Kall sighed. “Judging by their eagerness, I’d say I have until Nightal to find a way to pay them.”

“And what will you do once you manage this miracle?”

“I’ll find Balram.”

There was venom enough in those three words to fill a hundred rivers. “Yet you’ve found no trace of him or Aazen since before the war,” said Meisha. “Thus far, they have eluded you. They could be dead, and you would never know.”

“Balram’s a survivor. I’ll find him,” Kall said. “What I need from you is information about the people who served my father at the time of his death. I don’t recognize any of their names or faces.”

Meisha was confused. “To my knowledge, Morel could afford little more than a skeleton household staff. They would not be a threat.”

“There is also a wizard,” Kall said.

Meisha snorted. “Morel, hire a wizard? In Amn? Impossible.”

“His name is Syrek Dantane. He hails from Waterdeep and claims my father hired him a year ago for protection. I need to know if this is truth.”

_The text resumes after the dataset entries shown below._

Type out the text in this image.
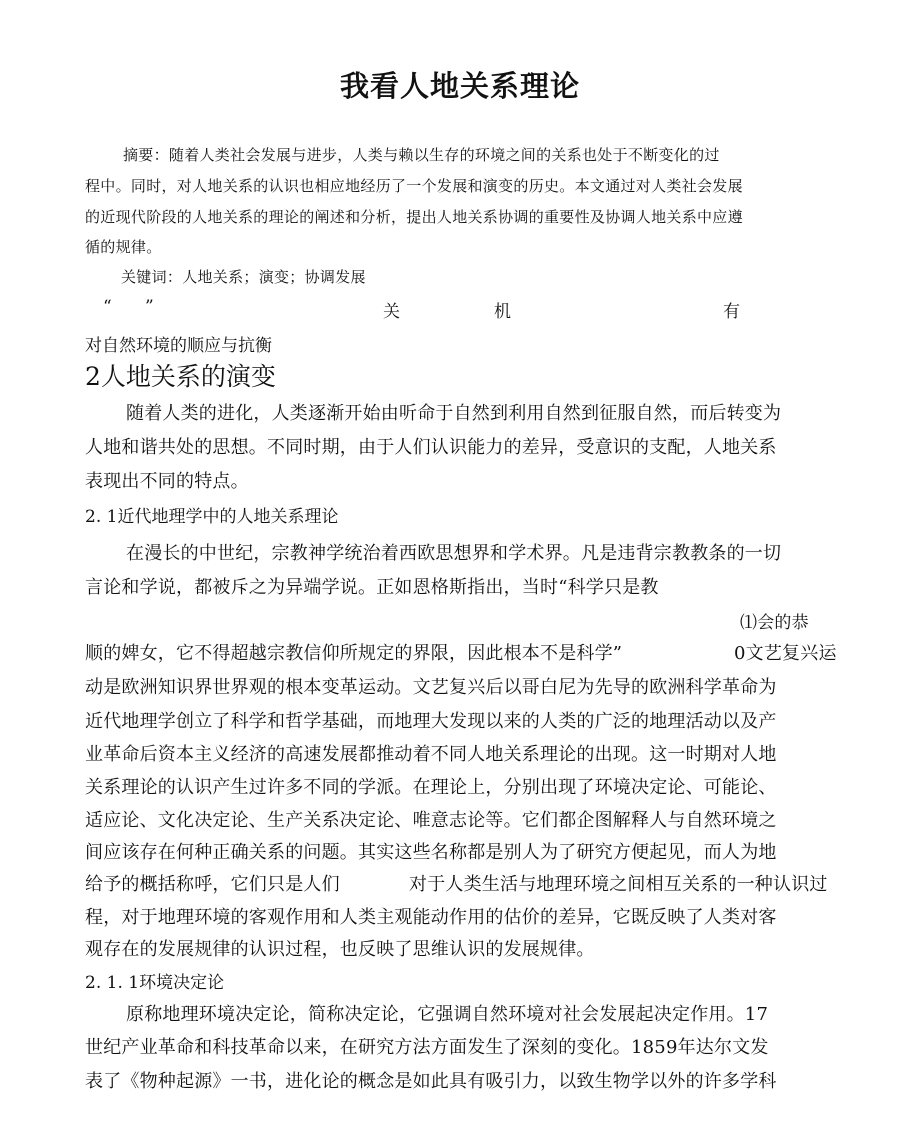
我看人地关系理论

摘要：随着人类社会发展与进步，人类与赖以生存的环境之间的关系也处于不断变化的过

程中。同时，对人地关系的认识也相应地经历了一个发展和演变的历史。本文通过对人类社会发展

的近现代阶段的人地关系的理论的阐述和分析，提出人地关系协调的重要性及协调人地关系中应遵

循的规律。

关键词：人地关系；演变；协调发展

“ ”	关	机	有

对自然环境的顺应与抗衡

2人地关系的演变

随着人类的进化，人类逐渐开始由听命于自然到利用自然到征服自然，而后转变为

人地和谐共处的思想。不同时期，由于人们认识能力的差异，受意识的支配，人地关系

表现出不同的特点。

2. 1近代地理学中的人地关系理论

在漫长的中世纪，宗教神学统治着西欧思想界和学术界。凡是违背宗教教条的一切

言论和学说，都被斥之为异端学说。正如恩格斯指出，当时“科学只是教

⑴会的恭

顺的婢女，它不得超越宗教信仰所规定的界限，因此根本不是科学”	0文艺复兴运

动是欧洲知识界世界观的根本变革运动。文艺复兴后以哥白尼为先导的欧洲科学革命为

近代地理学创立了科学和哲学基础，而地理大发现以来的人类的广泛的地理活动以及产

业革命后资本主义经济的高速发展都推动着不同人地关系理论的出现。这一时期对人地

关系理论的认识产生过许多不同的学派。在理论上，分别出现了环境决定论、可能论、

适应论、文化决定论、生产关系决定论、唯意志论等。它们都企图解释人与自然环境之

间应该存在何种正确关系的问题。其实这些名称都是别人为了研究方便起见，而人为地

给予的概括称呼，它们只是人们	对于人类生活与地理环境之间相互关系的一种认识过

程，对于地理环境的客观作用和人类主观能动作用的估价的差异，它既反映了人类对客

观存在的发展规律的认识过程，也反映了思维认识的发展规律。

2. 1. 1环境决定论

原称地理环境决定论，简称决定论，它强调自然环境对社会发展起决定作用。17

世纪产业革命和科技革命以来，在研究方法方面发生了深刻的变化。1859年达尔文发

表了《物种起源》一书，进化论的概念是如此具有吸引力，以致生物学以外的许多学科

Meisha nodded slowly, considering. “Difficult, but I can try. Waterdeep is too large. The most accurate information will come from his time in Amn. Wizards are hard to hide. If he ever acted openly, someone will know of it.”

“There’s one more thing.” Kall reached in a pouch and produced a small object that captured the sunlight. “When I cornered Meraik, he had this on him. He hadn’t been in contact with Balram for some time, but he was kind enough to point me on the path to finding the rest of Balram’s men.”

Meisha took the small crystal. Its weight in her palm was so familiar that her skin prickled. The crystal was a mirror of the memory stone Varan had shown her as a child. She turned the crystal in her palm and saw the wizard’s mark on the underside.

Why would Balram’s man have one of Varan’s possessions? Meisha thought. As far as she knew, her master had never sold his creations. To him, they were beyond price.

Meisha’s heartbeat quickened, but she schooled her features to reveal nothing. “Beautiful,” she said.